06/07/2012 10:28 am ET Updated Aug 07, 2012

Silicon Valley Is Bachelorville -- And The New York Times Wants To Help

It's been a while since the New York Times produced a really spectacular example of the non-trend trend piece, so Alex Williams' "Bachelorville's Big Fish" this morning was a treat. The point of the article seems to be two-fold: to underscore how predominantly male Silicon Valley is, in case you were not already apprised of that fact, and to help these guys get dates.

After praising the young gents in Fitzgeraldian terms -- they are, according to the article, striving to make it big "before the next crop of dreamers arrives" -- and noting that, "[f]or all the inroads that female power brokers ... have made, the upper echelon of the tech world remains largely a male domain" (earlier this week the paper of record helpfully reminded us, "Men invented the Internet"), the piece devolves into what can best be described as a menu of techland's prime meat.
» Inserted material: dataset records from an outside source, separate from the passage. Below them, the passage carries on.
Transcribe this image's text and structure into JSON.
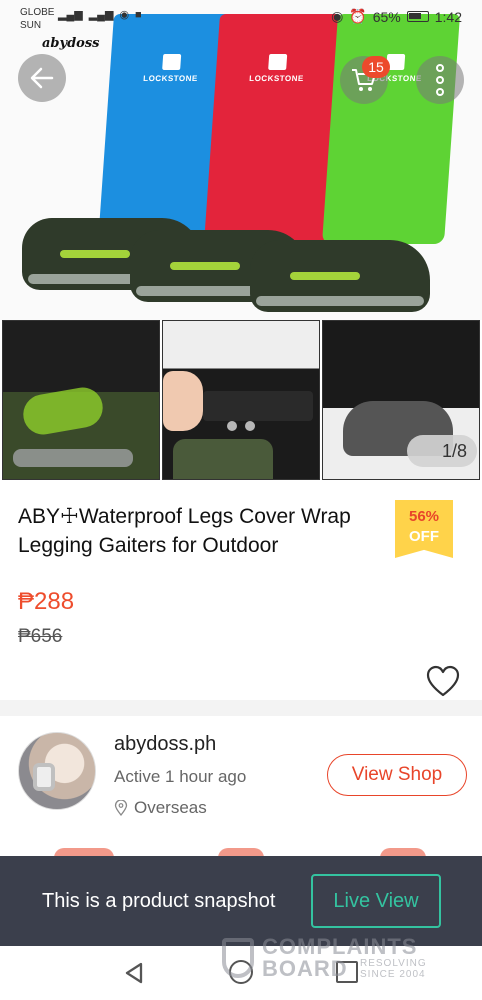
{
  "status_bar": {
    "carrier_1": "GLOBE",
    "carrier_2": "SUN",
    "battery": "65%",
    "time": "1:42"
  },
  "hero": {
    "brand_logo": "abydoss",
    "gaiter_label": "LOCKSTONE",
    "cart_count": "15",
    "image_counter": "1/8"
  },
  "product": {
    "title": "ABY☩Waterproof Legs Cover Wrap Legging Gaiters for Outdoor",
    "discount_percent": "56%",
    "discount_off": "OFF",
    "price": "₱288",
    "original_price": "₱656"
  },
  "shop": {
    "name": "abydoss.ph",
    "active": "Active 1 hour ago",
    "location": "Overseas",
    "view_shop_label": "View Shop"
  },
  "snapshot": {
    "message": "This is a product snapshot",
    "live_view_label": "Live View"
  },
  "watermark": {
    "line1": "COMPLAINTS",
    "line2": "BOARD",
    "tag1": "RESOLVING",
    "tag2": "SINCE 2004"
  },
  "colors": {
    "accent": "#ee4d2d",
    "discount_badge": "#ffd34a",
    "snapshot_bar": "#3b3f4c",
    "live_view": "#34c3a0"
  },
  "icons": [
    "back-arrow-icon",
    "cart-icon",
    "more-icon",
    "heart-icon",
    "location-pin-icon",
    "nav-back-icon",
    "nav-home-icon",
    "nav-recent-icon"
  ]
}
The article's URL unfortunately, and aptly, begins with the words "public-offerings."

The list starts with the disclaimer that this roster of Silicon Valley's most eligible bachelors is "unscientific," lest you think that one of these men created an algorithm that calculates mathematically who should be on it and ranks them accordingly. As the piece proceeds, it becomes clear that the Times has overlooked a significant business opportunity: composing online dating profiles. Williams lays it on thick on these guys' behalf -- they probably owe him a beer. Former Facebook employee turned venture capitalist Matt Cohler is "lonely in the brownstone that he recently bought in downtown Manhattan, which he has decorated with works by Richard Avedon and Vienna Secession-period furniture." Matt Mullenweg, founder of WordPress and Automattic, is "the boyish blond with the snowboarder stubble." Tony Hsieh, who started (shoes, Ladies, shoes!), "has a colorful-enough personality to keep things interesting."

So ... any takers? Did the Times open your eyes to the huge number of desirable, available men in Silicon Valley? Or did it just make you wish the the paper would write your OKCupid profile?